Today's Editorial

Today's Editorial - 28 January 2023

Logged tropical forests can emit carbon into the atmosphere

Source: By Alind Chauhan: The Indian Express

A new study has found that tropical forests, which have been logged (cut down) or degraded, remain a source of carbon emission for at least a decade. The findings are contrary to a previous assumption – that recovering tropical forests absorb more carbon than they emit into the atmosphere because they witness rapid re-growth of trees.

The study compared data collected from both intact and logged forests and concluded that the latter release a substantial amount of carbon from its damaged soil and decaying deadwood.

Researchers Maria B. Mills (University of Leicester)Terhi Riutta (University of Oxford), Yadvinder Malhi, (University of Oxford) and others from the UKMalaysiaPeru and Australia authored the latest study, ‘Tropical forests post-logging are a persistent net carbon source to the atmosphere’, published in Proceedings of the National Academy of Sciences.

“Our data directly contradict the default assumption that recovering logged and degraded tropical forests are net carbon sinks, implying the amount of carbon being sequestered across the world’s tropical forests may be considerably lower than currently estimated,” the researchers wrote in the paper.

What is carbon sequestration and how do forests play a role in it?

Carbon sequestration is a crucial part of the global carbon cycle, as it is the process of capturing and storing atmospheric carbon dioxide. One of the ways this happens is when forests and other land vegetation absorb carbon dioxide during photosynthesis.

According to a 2014 NASA-led study, tropical forests remove up to 30 per cent of human carbon dioxide emissions from the atmosphere and make for an important carbon sink — an area which absorbs more carbon than releases it. Therefore, they have a significant role in keeping global temperatures low.

What makes this study’s findings different?

Many of the previous studies on recovering tropical forests estimated the amount of carbon being absorbed by them by only focusing on the regrowing of the trees.

“This means they are only measuring the sink function of the forest. If you imagine your bank account – it would be like only looking at your incomings, not your outgoings,” says Terhi Riutta, one of the authors of the study and a researcher with the University of Oxford, while talking to The Indian Express.

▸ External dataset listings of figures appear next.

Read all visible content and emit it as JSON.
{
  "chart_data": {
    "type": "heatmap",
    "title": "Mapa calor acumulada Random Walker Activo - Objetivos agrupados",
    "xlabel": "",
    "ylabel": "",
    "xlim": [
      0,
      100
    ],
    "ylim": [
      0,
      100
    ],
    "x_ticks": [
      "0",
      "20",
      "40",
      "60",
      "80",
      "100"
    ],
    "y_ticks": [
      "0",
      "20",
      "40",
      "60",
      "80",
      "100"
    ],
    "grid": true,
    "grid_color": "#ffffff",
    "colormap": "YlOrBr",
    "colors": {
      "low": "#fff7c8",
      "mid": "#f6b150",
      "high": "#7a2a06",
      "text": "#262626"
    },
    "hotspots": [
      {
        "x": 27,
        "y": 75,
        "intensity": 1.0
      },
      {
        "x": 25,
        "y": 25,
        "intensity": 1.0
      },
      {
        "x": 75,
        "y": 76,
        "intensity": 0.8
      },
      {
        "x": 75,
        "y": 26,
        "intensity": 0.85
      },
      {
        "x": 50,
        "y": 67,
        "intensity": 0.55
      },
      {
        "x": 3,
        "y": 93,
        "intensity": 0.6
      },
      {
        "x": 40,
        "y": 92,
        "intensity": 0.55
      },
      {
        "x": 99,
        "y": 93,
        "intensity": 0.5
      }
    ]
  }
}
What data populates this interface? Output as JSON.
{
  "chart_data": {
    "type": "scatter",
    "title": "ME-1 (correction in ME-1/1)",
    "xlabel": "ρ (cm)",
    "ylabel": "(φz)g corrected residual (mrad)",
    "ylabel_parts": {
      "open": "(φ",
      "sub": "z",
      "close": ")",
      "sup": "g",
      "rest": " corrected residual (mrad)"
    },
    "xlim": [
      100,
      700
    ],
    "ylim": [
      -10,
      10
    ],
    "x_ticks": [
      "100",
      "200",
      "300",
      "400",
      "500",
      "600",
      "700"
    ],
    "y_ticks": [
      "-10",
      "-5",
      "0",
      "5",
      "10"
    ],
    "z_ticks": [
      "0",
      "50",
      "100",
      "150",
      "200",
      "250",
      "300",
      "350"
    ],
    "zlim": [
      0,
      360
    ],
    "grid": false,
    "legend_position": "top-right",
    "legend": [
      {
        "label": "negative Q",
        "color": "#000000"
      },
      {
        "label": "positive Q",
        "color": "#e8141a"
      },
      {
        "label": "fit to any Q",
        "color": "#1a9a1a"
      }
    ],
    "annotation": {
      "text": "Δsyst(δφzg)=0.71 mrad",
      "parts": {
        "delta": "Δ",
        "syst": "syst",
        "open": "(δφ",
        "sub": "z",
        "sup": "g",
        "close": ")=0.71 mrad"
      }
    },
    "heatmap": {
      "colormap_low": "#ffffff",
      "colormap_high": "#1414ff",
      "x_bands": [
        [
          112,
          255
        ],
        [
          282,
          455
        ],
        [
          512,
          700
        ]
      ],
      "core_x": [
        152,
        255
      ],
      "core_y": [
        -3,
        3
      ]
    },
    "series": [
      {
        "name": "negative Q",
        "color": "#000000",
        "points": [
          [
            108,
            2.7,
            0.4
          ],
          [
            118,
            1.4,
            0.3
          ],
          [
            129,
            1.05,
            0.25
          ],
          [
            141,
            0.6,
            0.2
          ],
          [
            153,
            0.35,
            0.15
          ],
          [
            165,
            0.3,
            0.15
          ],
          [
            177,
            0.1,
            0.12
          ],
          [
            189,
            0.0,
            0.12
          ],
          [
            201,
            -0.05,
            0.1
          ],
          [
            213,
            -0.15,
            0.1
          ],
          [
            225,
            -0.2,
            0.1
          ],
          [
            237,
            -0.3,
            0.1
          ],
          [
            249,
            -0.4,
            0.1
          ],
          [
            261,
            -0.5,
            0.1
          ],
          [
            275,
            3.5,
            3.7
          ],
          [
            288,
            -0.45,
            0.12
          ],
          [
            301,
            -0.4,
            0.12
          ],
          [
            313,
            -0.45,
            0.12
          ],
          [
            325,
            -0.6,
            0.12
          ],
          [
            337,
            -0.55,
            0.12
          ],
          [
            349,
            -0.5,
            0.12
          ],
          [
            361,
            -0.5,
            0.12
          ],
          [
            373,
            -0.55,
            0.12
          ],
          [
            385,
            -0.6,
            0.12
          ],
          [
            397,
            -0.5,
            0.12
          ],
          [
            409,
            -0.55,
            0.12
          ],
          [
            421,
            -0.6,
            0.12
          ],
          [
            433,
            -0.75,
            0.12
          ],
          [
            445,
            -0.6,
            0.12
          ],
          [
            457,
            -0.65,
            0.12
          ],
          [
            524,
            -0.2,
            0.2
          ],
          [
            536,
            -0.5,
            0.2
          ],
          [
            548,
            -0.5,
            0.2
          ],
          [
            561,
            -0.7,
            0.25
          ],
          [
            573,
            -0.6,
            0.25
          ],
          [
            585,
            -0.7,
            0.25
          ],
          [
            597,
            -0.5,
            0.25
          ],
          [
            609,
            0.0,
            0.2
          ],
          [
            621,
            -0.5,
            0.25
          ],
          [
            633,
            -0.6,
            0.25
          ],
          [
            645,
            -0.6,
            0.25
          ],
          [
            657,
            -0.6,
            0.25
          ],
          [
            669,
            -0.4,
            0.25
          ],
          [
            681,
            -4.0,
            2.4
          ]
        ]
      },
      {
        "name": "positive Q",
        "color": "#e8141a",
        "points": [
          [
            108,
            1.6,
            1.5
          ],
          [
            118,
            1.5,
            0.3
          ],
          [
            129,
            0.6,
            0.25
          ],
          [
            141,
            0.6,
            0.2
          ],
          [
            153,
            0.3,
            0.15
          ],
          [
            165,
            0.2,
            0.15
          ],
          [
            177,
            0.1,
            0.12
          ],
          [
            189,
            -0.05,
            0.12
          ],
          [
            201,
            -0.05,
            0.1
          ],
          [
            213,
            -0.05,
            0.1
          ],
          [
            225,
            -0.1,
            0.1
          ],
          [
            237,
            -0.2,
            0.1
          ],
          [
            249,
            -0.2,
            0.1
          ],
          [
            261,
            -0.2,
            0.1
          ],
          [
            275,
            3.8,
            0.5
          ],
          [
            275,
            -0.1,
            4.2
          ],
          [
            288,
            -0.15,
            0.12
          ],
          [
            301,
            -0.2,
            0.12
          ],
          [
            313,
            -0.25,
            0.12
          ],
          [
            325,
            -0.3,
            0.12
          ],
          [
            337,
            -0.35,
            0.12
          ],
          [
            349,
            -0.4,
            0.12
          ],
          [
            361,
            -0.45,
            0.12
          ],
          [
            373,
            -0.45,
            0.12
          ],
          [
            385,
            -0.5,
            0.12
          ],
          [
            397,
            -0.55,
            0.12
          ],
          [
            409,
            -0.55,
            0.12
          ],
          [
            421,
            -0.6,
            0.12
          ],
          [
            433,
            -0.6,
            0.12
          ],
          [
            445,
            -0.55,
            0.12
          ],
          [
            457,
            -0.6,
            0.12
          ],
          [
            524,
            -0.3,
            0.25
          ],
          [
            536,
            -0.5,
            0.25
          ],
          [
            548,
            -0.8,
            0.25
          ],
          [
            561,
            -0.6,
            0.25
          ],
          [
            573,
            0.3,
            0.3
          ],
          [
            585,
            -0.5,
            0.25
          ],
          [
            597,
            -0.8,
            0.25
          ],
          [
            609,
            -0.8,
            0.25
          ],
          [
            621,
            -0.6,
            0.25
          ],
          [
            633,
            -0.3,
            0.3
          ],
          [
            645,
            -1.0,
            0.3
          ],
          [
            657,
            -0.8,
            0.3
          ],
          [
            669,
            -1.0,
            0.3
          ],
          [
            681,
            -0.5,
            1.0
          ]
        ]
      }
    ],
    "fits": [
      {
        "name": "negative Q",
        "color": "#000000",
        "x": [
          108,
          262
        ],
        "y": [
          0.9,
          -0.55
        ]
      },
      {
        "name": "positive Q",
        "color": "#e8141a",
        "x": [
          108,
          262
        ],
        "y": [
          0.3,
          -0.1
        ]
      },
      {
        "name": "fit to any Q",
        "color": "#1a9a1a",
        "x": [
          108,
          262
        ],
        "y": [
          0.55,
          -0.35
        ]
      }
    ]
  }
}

Unlike their predecessors, Riutta and her team also looked into how much carbon was released from the ground, meaning from soil and deadwood, to calculate the overall carbon budget of the logged and unlogged forests.

Their study was conducted in the forests of Malaysian Borneo, which is a hotspot of deforestation and forest degradation. The region has a vast expanse of logged forests as well as old-growth protected forests, providing “a great logging gradient to study.”

To estimate the carbon of the area, the researchers used a handheld infrared gas analyser monitor to test patches of ground and pieces of deadwood. They also set up a 52 metres-high tower, which measured the ‘flux’ of carbon into and out of the forest.

What are the findings of the study?

The study observed that while intact or unlogged forests are generally carbon-neutral (they release and absorb roughly the same amount of carbon), logged or degraded forests remain a “net source of carbon” for up to a decade. This happens because such forests tend to have damaged soil and large deadwood stocks, originating from abandoned logs and collateral damage during logging. Soil and deadwood naturally release carbon when they decay.

The researchers also point out that although their study is focused on only one particular area, “the potential implications are serious” as the tropical forest carbon sink may be much smaller than previously estimated, if recovering forests are a net carbon source. Notably, logged forests can turn into a carbon sink, but the process can take decades.

“We believe that if these forests are left to recover enough, they could return to a carbon sink once they reach maturity. However, this could be at least 60 years into the future, some modelling studies suggest over 120 years for the whole forest to reach maturity,” says co-author Maria Mills.

According to a 2011 study, tropical forests across the world absorbed 15 percent of all human-generated CO2 emissions between 1990 and 2007. Experts suggest that if the logging of these forests continues, it would be impossible to curtail the rising global temperatures.